All of this would be implemented gradually, with the full law being in affect on January 1st, 2010.

That means that teens would wait an additional five months to get to drive alone.

But that’s not all Senate Bill 487 says.

It also places other restrictions on new drivers. Currently, a person in Indiana with a driver’s license is “probationary” until they are 18 years old. Under the proposed bill:

– Anyone holding a probationary license (under 18) would not be allowed to use a cell phone or any other hand held device. That means things like iPods and MP3 players and walkie-talkies, anything you could hold in your hand while driving down the road.

The bill doesn’t address food, however. It’s probably just as dangerous to talk on your cell phone or eat a Big Mac while driving your car, and it doesn’t do your health any good, either.

– Here’s a biggie: drivers with probationary licenses would not be allowed to drive between the hours of 10 p.m. and 5 a.m., Sunday through Thursday; and midnight to 5 a.m. on Fridays and Saturdays.

Parents, there won’t be any need to set a curfew for your teenager anymore, the state has done that for you.

The bill does make an exception for teens who are driving to or from work, a school event; or a church event. They are also allowed to be out past the curfew if they have an adult who is at least 25 years old in the car with them.

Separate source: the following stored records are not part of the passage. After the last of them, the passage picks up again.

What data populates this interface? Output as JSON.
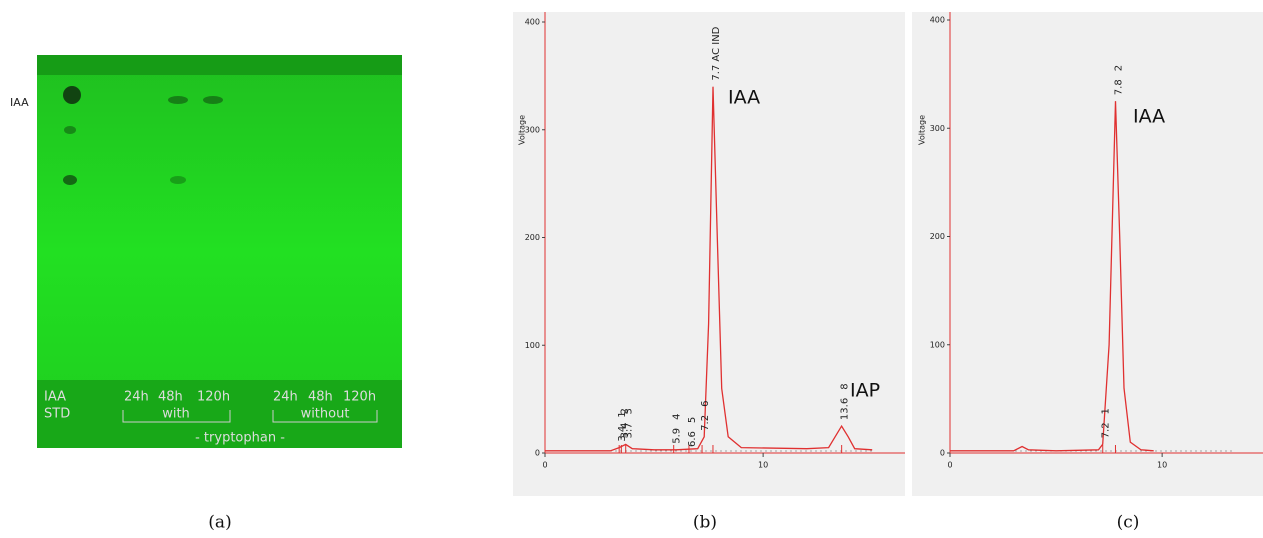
{
  "tlc": {
    "side_label": "IAA",
    "row1": [
      "IAA",
      "24h",
      "48h",
      "120h",
      "24h",
      "48h",
      "120h"
    ],
    "row2": [
      "STD",
      "with",
      "without"
    ],
    "footer": "- tryptophan -"
  },
  "captions": [
    "(a)",
    "(b)",
    "(c)"
  ],
  "chart_data": [
    {
      "type": "line",
      "ylabel": "Voltage",
      "color": "#e03030",
      "x": [
        0,
        3,
        3.4,
        3.7,
        4,
        5,
        6,
        7,
        7.3,
        7.5,
        7.7,
        7.9,
        8.1,
        8.4,
        9,
        12,
        13,
        13.3,
        13.6,
        13.9,
        14.2,
        15
      ],
      "values": [
        2,
        2,
        5,
        8,
        4,
        3,
        3,
        4,
        15,
        120,
        340,
        200,
        60,
        15,
        5,
        4,
        5,
        15,
        25,
        15,
        4,
        3
      ],
      "xlim": [
        0,
        16
      ],
      "xticks": [
        0,
        10
      ],
      "ylim": [
        0,
        400
      ],
      "yticks": [
        0,
        100,
        200,
        300,
        400
      ],
      "peaks": [
        {
          "rt": 3.4,
          "label": "3.4",
          "number": "1"
        },
        {
          "rt": 3.5,
          "label": "3.4",
          "number": "2"
        },
        {
          "rt": 3.7,
          "label": "3.7",
          "number": "3"
        },
        {
          "rt": 5.9,
          "label": "5.9",
          "number": "4"
        },
        {
          "rt": 6.6,
          "label": "6.6",
          "number": "5"
        },
        {
          "rt": 7.2,
          "label": "7.2",
          "number": "6"
        },
        {
          "rt": 7.7,
          "label": "7.7 AC IND"
        },
        {
          "rt": 13.6,
          "label": "13.6",
          "number": "8"
        }
      ],
      "annotations": [
        "IAA",
        "IAP"
      ]
    },
    {
      "type": "line",
      "ylabel": "Voltage",
      "color": "#e03030",
      "x": [
        0,
        3,
        3.4,
        3.7,
        5,
        7,
        7.2,
        7.5,
        7.8,
        8.0,
        8.2,
        8.5,
        9,
        9.6
      ],
      "values": [
        2,
        2,
        6,
        3,
        2,
        3,
        8,
        100,
        325,
        200,
        60,
        10,
        3,
        2
      ],
      "xlim": [
        0,
        14
      ],
      "xticks": [
        0,
        10
      ],
      "ylim": [
        0,
        400
      ],
      "yticks": [
        0,
        100,
        200,
        300,
        400
      ],
      "peaks": [
        {
          "rt": 7.2,
          "label": "7.2",
          "number": "1"
        },
        {
          "rt": 7.8,
          "label": "7.8",
          "number": "2"
        }
      ],
      "annotations": [
        "IAA"
      ]
    }
  ]
}
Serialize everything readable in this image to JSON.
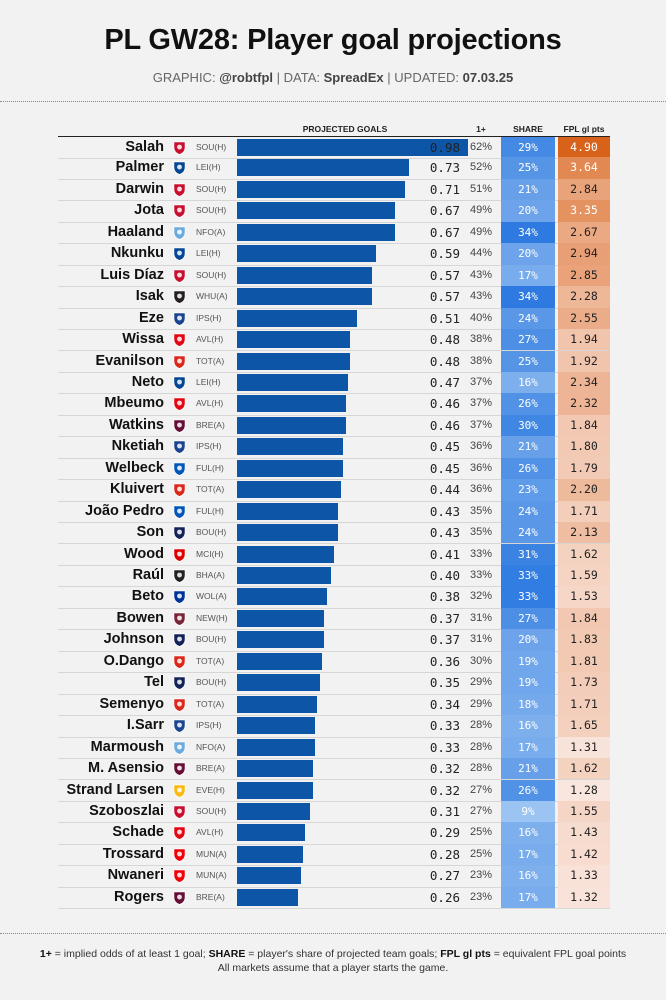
{
  "header": {
    "title": "PL GW28: Player goal projections",
    "graphic_label": "GRAPHIC:",
    "graphic_value": "@robtfpl",
    "data_label": "DATA:",
    "data_value": "SpreadEx",
    "updated_label": "UPDATED:",
    "updated_value": "07.03.25",
    "sep": "|"
  },
  "columns": {
    "projected": "PROJECTED GOALS",
    "odds": "1+",
    "share": "SHARE",
    "fpl": "FPL gl pts"
  },
  "footer": {
    "odds_key": "1+",
    "odds_text": " = implied odds of at least 1 goal; ",
    "share_key": "SHARE",
    "share_text": " = player's share of projected team goals; ",
    "fpl_key": "FPL gl pts",
    "fpl_text": " = equivalent FPL goal points",
    "line2": "All markets assume that a player starts the game."
  },
  "colors": {
    "bar": "#0d55a6",
    "share_low": "#9cc4f2",
    "share_high": "#2e7ae0",
    "fpl_low": "#f9e6de",
    "fpl_high": "#d9621a",
    "LIV": "#c8102e",
    "CHE": "#034694",
    "MCI": "#6cabdd",
    "NEW": "#241f20",
    "CRY": "#1b458f",
    "BRE": "#e30613",
    "BOU": "#da291c",
    "BHA": "#0057b8",
    "AVL": "#670e36",
    "ARS": "#ef0107",
    "TOT": "#132257",
    "NFO": "#dd0000",
    "FUL": "#222222",
    "EVE": "#003399",
    "WHU": "#7a263a",
    "WOL": "#fdb913"
  },
  "chart_data": {
    "type": "table",
    "title": "PL GW28: Player goal projections",
    "xlabel": "PROJECTED GOALS",
    "xlim": [
      0,
      1.0
    ],
    "rows": [
      {
        "player": "Salah",
        "club_icon": "liverpool-crest-icon",
        "club": "LIV",
        "fixture": "SOU(H)",
        "goals": 0.98,
        "odds": "62%",
        "share": "29%",
        "share_num": 29,
        "fpl": 4.9
      },
      {
        "player": "Palmer",
        "club_icon": "chelsea-crest-icon",
        "club": "CHE",
        "fixture": "LEI(H)",
        "goals": 0.73,
        "odds": "52%",
        "share": "25%",
        "share_num": 25,
        "fpl": 3.64
      },
      {
        "player": "Darwin",
        "club_icon": "liverpool-crest-icon",
        "club": "LIV",
        "fixture": "SOU(H)",
        "goals": 0.71,
        "odds": "51%",
        "share": "21%",
        "share_num": 21,
        "fpl": 2.84
      },
      {
        "player": "Jota",
        "club_icon": "liverpool-crest-icon",
        "club": "LIV",
        "fixture": "SOU(H)",
        "goals": 0.67,
        "odds": "49%",
        "share": "20%",
        "share_num": 20,
        "fpl": 3.35
      },
      {
        "player": "Haaland",
        "club_icon": "man-city-crest-icon",
        "club": "MCI",
        "fixture": "NFO(A)",
        "goals": 0.67,
        "odds": "49%",
        "share": "34%",
        "share_num": 34,
        "fpl": 2.67
      },
      {
        "player": "Nkunku",
        "club_icon": "chelsea-crest-icon",
        "club": "CHE",
        "fixture": "LEI(H)",
        "goals": 0.59,
        "odds": "44%",
        "share": "20%",
        "share_num": 20,
        "fpl": 2.94
      },
      {
        "player": "Luis Díaz",
        "club_icon": "liverpool-crest-icon",
        "club": "LIV",
        "fixture": "SOU(H)",
        "goals": 0.57,
        "odds": "43%",
        "share": "17%",
        "share_num": 17,
        "fpl": 2.85
      },
      {
        "player": "Isak",
        "club_icon": "newcastle-crest-icon",
        "club": "NEW",
        "fixture": "WHU(A)",
        "goals": 0.57,
        "odds": "43%",
        "share": "34%",
        "share_num": 34,
        "fpl": 2.28
      },
      {
        "player": "Eze",
        "club_icon": "crystal-palace-crest-icon",
        "club": "CRY",
        "fixture": "IPS(H)",
        "goals": 0.51,
        "odds": "40%",
        "share": "24%",
        "share_num": 24,
        "fpl": 2.55
      },
      {
        "player": "Wissa",
        "club_icon": "brentford-crest-icon",
        "club": "BRE",
        "fixture": "AVL(H)",
        "goals": 0.48,
        "odds": "38%",
        "share": "27%",
        "share_num": 27,
        "fpl": 1.94
      },
      {
        "player": "Evanilson",
        "club_icon": "bournemouth-crest-icon",
        "club": "BOU",
        "fixture": "TOT(A)",
        "goals": 0.48,
        "odds": "38%",
        "share": "25%",
        "share_num": 25,
        "fpl": 1.92
      },
      {
        "player": "Neto",
        "club_icon": "chelsea-crest-icon",
        "club": "CHE",
        "fixture": "LEI(H)",
        "goals": 0.47,
        "odds": "37%",
        "share": "16%",
        "share_num": 16,
        "fpl": 2.34
      },
      {
        "player": "Mbeumo",
        "club_icon": "brentford-crest-icon",
        "club": "BRE",
        "fixture": "AVL(H)",
        "goals": 0.46,
        "odds": "37%",
        "share": "26%",
        "share_num": 26,
        "fpl": 2.32
      },
      {
        "player": "Watkins",
        "club_icon": "aston-villa-crest-icon",
        "club": "AVL",
        "fixture": "BRE(A)",
        "goals": 0.46,
        "odds": "37%",
        "share": "30%",
        "share_num": 30,
        "fpl": 1.84
      },
      {
        "player": "Nketiah",
        "club_icon": "crystal-palace-crest-icon",
        "club": "CRY",
        "fixture": "IPS(H)",
        "goals": 0.45,
        "odds": "36%",
        "share": "21%",
        "share_num": 21,
        "fpl": 1.8
      },
      {
        "player": "Welbeck",
        "club_icon": "brighton-crest-icon",
        "club": "BHA",
        "fixture": "FUL(H)",
        "goals": 0.45,
        "odds": "36%",
        "share": "26%",
        "share_num": 26,
        "fpl": 1.79
      },
      {
        "player": "Kluivert",
        "club_icon": "bournemouth-crest-icon",
        "club": "BOU",
        "fixture": "TOT(A)",
        "goals": 0.44,
        "odds": "36%",
        "share": "23%",
        "share_num": 23,
        "fpl": 2.2
      },
      {
        "player": "João Pedro",
        "club_icon": "brighton-crest-icon",
        "club": "BHA",
        "fixture": "FUL(H)",
        "goals": 0.43,
        "odds": "35%",
        "share": "24%",
        "share_num": 24,
        "fpl": 1.71
      },
      {
        "player": "Son",
        "club_icon": "tottenham-crest-icon",
        "club": "TOT",
        "fixture": "BOU(H)",
        "goals": 0.43,
        "odds": "35%",
        "share": "24%",
        "share_num": 24,
        "fpl": 2.13
      },
      {
        "player": "Wood",
        "club_icon": "nottingham-forest-crest-icon",
        "club": "NFO",
        "fixture": "MCI(H)",
        "goals": 0.41,
        "odds": "33%",
        "share": "31%",
        "share_num": 31,
        "fpl": 1.62
      },
      {
        "player": "Raúl",
        "club_icon": "fulham-crest-icon",
        "club": "FUL",
        "fixture": "BHA(A)",
        "goals": 0.4,
        "odds": "33%",
        "share": "33%",
        "share_num": 33,
        "fpl": 1.59
      },
      {
        "player": "Beto",
        "club_icon": "everton-crest-icon",
        "club": "EVE",
        "fixture": "WOL(A)",
        "goals": 0.38,
        "odds": "32%",
        "share": "33%",
        "share_num": 33,
        "fpl": 1.53
      },
      {
        "player": "Bowen",
        "club_icon": "west-ham-crest-icon",
        "club": "WHU",
        "fixture": "NEW(H)",
        "goals": 0.37,
        "odds": "31%",
        "share": "27%",
        "share_num": 27,
        "fpl": 1.84
      },
      {
        "player": "Johnson",
        "club_icon": "tottenham-crest-icon",
        "club": "TOT",
        "fixture": "BOU(H)",
        "goals": 0.37,
        "odds": "31%",
        "share": "20%",
        "share_num": 20,
        "fpl": 1.83
      },
      {
        "player": "O.Dango",
        "club_icon": "bournemouth-crest-icon",
        "club": "BOU",
        "fixture": "TOT(A)",
        "goals": 0.36,
        "odds": "30%",
        "share": "19%",
        "share_num": 19,
        "fpl": 1.81
      },
      {
        "player": "Tel",
        "club_icon": "tottenham-crest-icon",
        "club": "TOT",
        "fixture": "BOU(H)",
        "goals": 0.35,
        "odds": "29%",
        "share": "19%",
        "share_num": 19,
        "fpl": 1.73
      },
      {
        "player": "Semenyo",
        "club_icon": "bournemouth-crest-icon",
        "club": "BOU",
        "fixture": "TOT(A)",
        "goals": 0.34,
        "odds": "29%",
        "share": "18%",
        "share_num": 18,
        "fpl": 1.71
      },
      {
        "player": "I.Sarr",
        "club_icon": "crystal-palace-crest-icon",
        "club": "CRY",
        "fixture": "IPS(H)",
        "goals": 0.33,
        "odds": "28%",
        "share": "16%",
        "share_num": 16,
        "fpl": 1.65
      },
      {
        "player": "Marmoush",
        "club_icon": "man-city-crest-icon",
        "club": "MCI",
        "fixture": "NFO(A)",
        "goals": 0.33,
        "odds": "28%",
        "share": "17%",
        "share_num": 17,
        "fpl": 1.31
      },
      {
        "player": "M. Asensio",
        "club_icon": "aston-villa-crest-icon",
        "club": "AVL",
        "fixture": "BRE(A)",
        "goals": 0.32,
        "odds": "28%",
        "share": "21%",
        "share_num": 21,
        "fpl": 1.62
      },
      {
        "player": "Strand Larsen",
        "club_icon": "wolves-crest-icon",
        "club": "WOL",
        "fixture": "EVE(H)",
        "goals": 0.32,
        "odds": "27%",
        "share": "26%",
        "share_num": 26,
        "fpl": 1.28
      },
      {
        "player": "Szoboszlai",
        "club_icon": "liverpool-crest-icon",
        "club": "LIV",
        "fixture": "SOU(H)",
        "goals": 0.31,
        "odds": "27%",
        "share": "9%",
        "share_num": 9,
        "fpl": 1.55
      },
      {
        "player": "Schade",
        "club_icon": "brentford-crest-icon",
        "club": "BRE",
        "fixture": "AVL(H)",
        "goals": 0.29,
        "odds": "25%",
        "share": "16%",
        "share_num": 16,
        "fpl": 1.43
      },
      {
        "player": "Trossard",
        "club_icon": "arsenal-crest-icon",
        "club": "ARS",
        "fixture": "MUN(A)",
        "goals": 0.28,
        "odds": "25%",
        "share": "17%",
        "share_num": 17,
        "fpl": 1.42
      },
      {
        "player": "Nwaneri",
        "club_icon": "arsenal-crest-icon",
        "club": "ARS",
        "fixture": "MUN(A)",
        "goals": 0.27,
        "odds": "23%",
        "share": "16%",
        "share_num": 16,
        "fpl": 1.33
      },
      {
        "player": "Rogers",
        "club_icon": "aston-villa-crest-icon",
        "club": "AVL",
        "fixture": "BRE(A)",
        "goals": 0.26,
        "odds": "23%",
        "share": "17%",
        "share_num": 17,
        "fpl": 1.32
      }
    ]
  }
}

– Similar to the law now, a new driver would not be able to have any passengers in the car with them other than adults and siblings for the first 90 days that they have their license.

Although that seems the same, remember that a new driver would be five months older at the time they get their license.

– One interesting provision in the bill is that any teen wanting a driver’s license would have to have at least 50 hours of driving practice, and at least 10 hours of that has to be at night, before they can get their license.

The bill passed by a slim 5-4 vote on Tuesday, and our state senator Jim Lewis was one of the committee members who voted for the bill. Remember: it only becomes law if the entire Senate passes it and the House follows suit.

Now before teenagers start picketing and protesting, the bill does come at a time when more and more schools are getting out of the driver’s education business. Here at Switzerland County, driver’s education is contracted through a private company, so it’s no longer a school class, but the sign up for the program is still done through the high school, and high school classrooms are used.

Even with privatization of driver’s education, what the bill really needs to target is the amount of time that a student driver is behind the wheel before they “pass” driver’s education.

Currently a student must drive for six hours, but that is woefully inadequate when you consider that the child is spending time with a trained instructor. What the law needs to mandate is that a student taking an approved driver’s education course must drive more time before completing the course.

Overall, the bill seems nearly impossible to enforce if it ever did become law. Are we really willing to have our law enforcement officers patrolling for 17 year old drivers after 10 p.m. on a Thursday night?

Isn’t there something more important for them to do?

One of the senators voting against the measure, Senator Mike Delph of Carmel, told The Indianapolis Star that the bill was: “…another example of government trying to overstep its boundaries and take up the role of parents.”

As the father of three daughters, I have been particularly interested in the level of driving training that a teenager gets here in Switzerland County before being turned out on the streets with a car and a license.

I remember the test administrator at the license branch telling my oldest daughter that he took his job very seriously, because when he signed her license, that meant that she could drive to California if she wanted to.

I appreciated that, because it is a big responsibility.

As the editor of this newspaper, I also see numerous traffic accident reports because kids had problems getting out of the high school parking lot; someone tried to turn into a gas station without using their signal and got rear ended; or someone slid off of the roadway at night because they were going too fast for the conditions.

Accidents can happen to anyone, but it seems that an abnormal proportion of accidents here happen to teens who haven’t had their licenses very long.

Is legislation the answer? I don’t believe so, because it would be nearly impossible to enforce. What needs to happen is for adults to have meaningful talks with their kids about how dangerous it is to eat, call, text message, change the CD, or anything else that takes your eyes off of the road while your driving.

And then, as adults, we need to practice what we preach.